Não foi uma pergunta para saber se era ou não feliz, mas para saber o que pensava da felicidade. Só que não consegui perguntar-lhe se acreditava na felicidade ou o que é que pensa dela. Essas perguntas parecem-me ainda mais esdrúxulas do que a que lhe fiz. A sua mulher chegou a aprender turco?

Não! Os ingleses têm muita dificuldade em aprender a língua dos outros. E ela não era excepção. Falávamos sempre em inglês. A B. nunca se sentiu bem em Istambul. Não era só pela língua, mas por tudo. Ela não gostava do cheiro da cidade, nem da comida, nem das pessoas. Sentia a falta do bife. (risos)

Por conseguinte, foi por convicção que não voltou a casar. Mas ao longo dos anos não sentiu a necessidade de ter alguém junto a si?

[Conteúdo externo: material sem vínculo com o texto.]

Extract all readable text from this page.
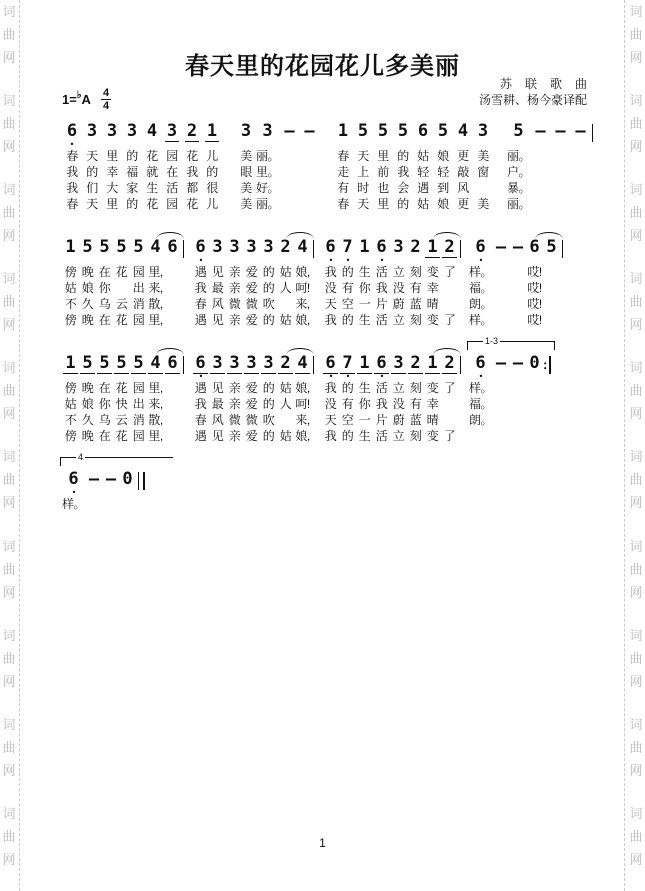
词
曲
网
词
曲
网
词
曲
网
词
曲
网
词
曲
网
词
曲
网
词
曲
网
词
曲
网
词
曲
网
词
曲
网
词
曲
网
词
曲
网
词
曲
网
词
曲
网
词
曲
网
词
曲
网
词
曲
网
词
曲
网
词
曲
网
词
曲
网
春天里的花园花儿多美丽
苏联歌曲
汤雪耕、杨今豪译配
1= ♭ A 4
4
6 ●
春
我
我
春
3
天
的
们
天
3
里
幸
大
里
3
的
福
家
的
4
花
就
生
花
3
园
在
活
园
2
花
我
都
花
1
儿
的
很
儿
3
美
眼
美
美
3
丽。
里。
好。
丽。
— — 1
春
走
有
春
5
天
上
时
天
5
里
前
也
里
5
的
我
会
的
6
姑
轻
遇
姑
5
娘
轻
到
娘
4
更
敲
风
更
3
美
窗
美
5
丽。
户。
暴。
丽。
— — —
1
傍
姑
不
傍
5
晚
娘
久
晚
5
在
你
乌
在
5
花
云
花
5
园
出
消
园
4
里,
来,
散,
里,
6 6 ●
遇
我
春
遇
3
见
最
风
见
3
亲
亲
微
亲
3
爱
爱
微
爱
3
的
的
吹
的
2
姑
人
姑
4
娘,
呵!
来,
娘,
6 ●
我
没
天
我
7 ●
的
有
空
的
1
生
你
一
生
6 ●
活
我
片
活
3
立
没
蔚
立
2
刻
有
蓝
刻
1
变
幸
晴
变
2
了
了
6 ●
样。
福。
朗。
样。
— — 6
哎!
哎!
哎!
哎!
5
1
傍
姑
不
傍
5
晚
娘
久
晚
5
在
你
乌
在
5
花
快
云
花
5
园
出
消
园
4
里,
来,
散,
里,
6 6 ●
遇
我
春
遇
3
见
最
风
见
3
亲
亲
微
亲
3
爱
爱
微
爱
3
的
的
吹
的
2
姑
人
姑
4
娘,
呵!
来,
娘,
6 ●
我
没
天
我
7 ●
的
有
空
的
1
生
你
一
生
6 ●
活
我
片
活
3
立
没
蔚
立
2
刻
有
蓝
刻
1
变
幸
晴
变
2
了
了
1-3
6 ●
样。
福。
朗。
— — 0 :
4
6 ●
样。
— — 0
1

Aprendi duas coisas preciosas na profissão que tive: não se podem cometer erros; mas se por acaso cometemos um e sobrevivemos, então é imperioso aprender que não o podemos voltar a fazer. Para mim, o casamento foi um grande erro. Sou uma pessoa que não nasceu para viver com outra. Nasci para mim. Muitas vezes penso que as pessoas vivem umas com as outras por fraqueza. Devíamos viver todos sozinhos e depois encontrarmo-nos uns com os outros para o que quiséssemos, ou não nos encontrávamos. Sei que isto é impossível, mas parece-me que se vivêssemos sozinhos a vida seria melhor para todos. Dá-se mais valor à vida, só, do que acompanhado. A vida torna-se maior, mais pesada e mais densa. A vida torna-se no que ela verdadeiramente é.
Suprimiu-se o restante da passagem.